I wanted to make a very quick tutorial on how to generally fit a curve with scipy

Let’s begin with three function models you’re given in this tutorial of a Gaussian, Lorentzian, and a Vogt profile:

import numpy as np
import matplotlib.pyplot as plt
%matplotlib inline

def G(x, alpha):
    """ Return Gaussian line shape at x with HWHM alpha """
    return np.sqrt(np.log(2) / np.pi) / alpha\\
                             * np.exp(-(x / alpha)**2 * np.log(2))

def L(x, gamma):
    """ Return Lorentzian line shape at x with HWHM gamma """
    return gamma / np.pi / (x**2 + gamma**2)

def V(x, alpha, gamma):
    """
    Return the Voigt line shape at x with Lorentzian component HWHM gamma
    and Gaussian component HWHM alpha.

    """
    sigma = alpha / np.sqrt(2 * np.log(2))

    return np.real(wofz((x + 1j*gamma)/sigma/np.sqrt(2))) / sigma\\
                                                           /np.sqrt(2*np.pi

Given these functions now, one thing we can do is fit these models to real data.
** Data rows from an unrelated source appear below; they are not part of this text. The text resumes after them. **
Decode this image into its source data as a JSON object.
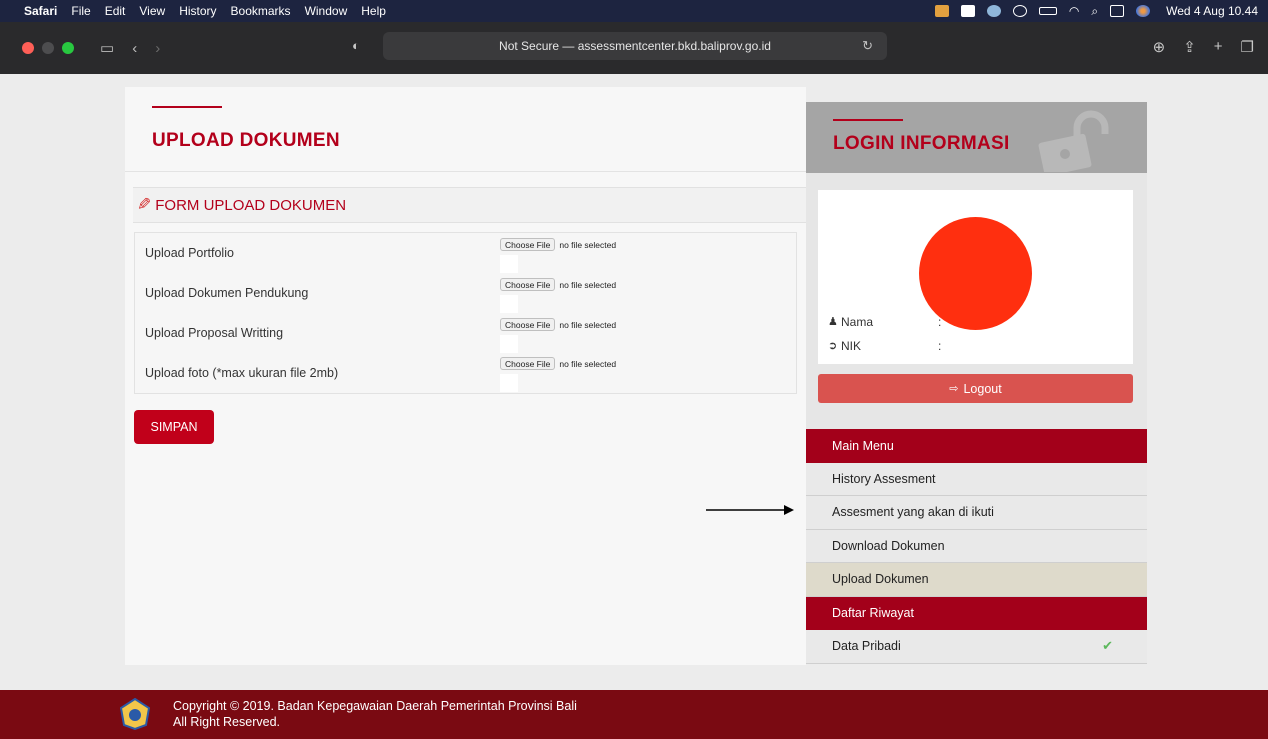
{
  "menubar": {
    "app": "Safari",
    "items": [
      "File",
      "Edit",
      "View",
      "History",
      "Bookmarks",
      "Window",
      "Help"
    ],
    "clock": "Wed 4 Aug  10.44"
  },
  "browser": {
    "url_text": "Not Secure — assessmentcenter.bkd.baliprov.go.id"
  },
  "main": {
    "page_title": "UPLOAD DOKUMEN",
    "form_title": "FORM UPLOAD DOKUMEN",
    "rows": [
      {
        "label": "Upload Portfolio",
        "button": "Choose File",
        "status": "no file selected"
      },
      {
        "label": "Upload Dokumen Pendukung",
        "button": "Choose File",
        "status": "no file selected"
      },
      {
        "label": "Upload Proposal Writting",
        "button": "Choose File",
        "status": "no file selected"
      },
      {
        "label": "Upload foto (*max ukuran file 2mb)",
        "button": "Choose File",
        "status": "no file selected"
      }
    ],
    "submit_label": "SIMPAN"
  },
  "sidebar": {
    "title": "LOGIN INFORMASI",
    "nama_label": "Nama",
    "nik_label": "NIK",
    "colon": ":",
    "logout_label": "Logout",
    "menu_header": "Main Menu",
    "menu": [
      "History Assesment",
      "Assesment yang akan di ikuti",
      "Download Dokumen",
      "Upload Dokumen"
    ],
    "section_header": "Daftar Riwayat",
    "section_items": [
      "Data Pribadi"
    ]
  },
  "footer": {
    "line1": "Copyright © 2019. Badan Kepegawaian Daerah Pemerintah Provinsi Bali",
    "line2": "All Right Reserved."
  },
  "colors": {
    "brand_red": "#b3001b",
    "menu_header": "#a3001a",
    "footer": "#7a0a12",
    "logout": "#d9534f",
    "avatar": "#ff2f0f",
    "active_menu": "#dedacb"
  },
  "icons": [
    "apple-icon",
    "sidebar-toggle-icon",
    "back-icon",
    "forward-icon",
    "shield-icon",
    "reload-icon",
    "download-icon",
    "share-icon",
    "new-tab-icon",
    "tabs-icon",
    "pencil-icon",
    "lock-icon",
    "user-icon",
    "id-icon",
    "logout-icon",
    "check-icon",
    "arrow-icon",
    "logo-icon"
  ]
}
This can be done using the curve_fit function from scipy. Here’s how it’s generally done:

Let’s say I have some random data (x,y) and I want do fit a Gaussian profile (i.e the G function from above). This is what my data looks like:

Screen Shot 2022-02-06 at 1.55.37 PM.png

To fit the data, I will use the scipy function curve_fit

from scipy.optimize import curve_fit

# NOTES: 
# 1) Remember that I decided to call my data variables: x, y 
# 2) curve_fit also takes uncertainties for the y-variable (i.e use sigma argument in the curve_fit function)
# 3) In curve_fit, I will pass in the following arguments: 
# Model (here I'm fitting my Gaussian function)
# x,y data
# bounds: i.e the boundary at which you want your parameter to vary
# bounds (for 2 parameters): ((min_param_1, min_param_2), (max_param_1, max_param_2))

# Optimize and fit data
best_fit, covariance = curve_fit(G, x, y, bounds=((-5, 0.1), (5, 3))

Cool, now we can plot the best_fit parameters to see what it looks like

plt.figure(figsize=(3,3))
plt.scatter(x, y, color='tomato')
plt.plot(x, G(x, *best_fit), color='k', lw=2)

Screen Shot 2022-02-06 at 2.01.16 PM.png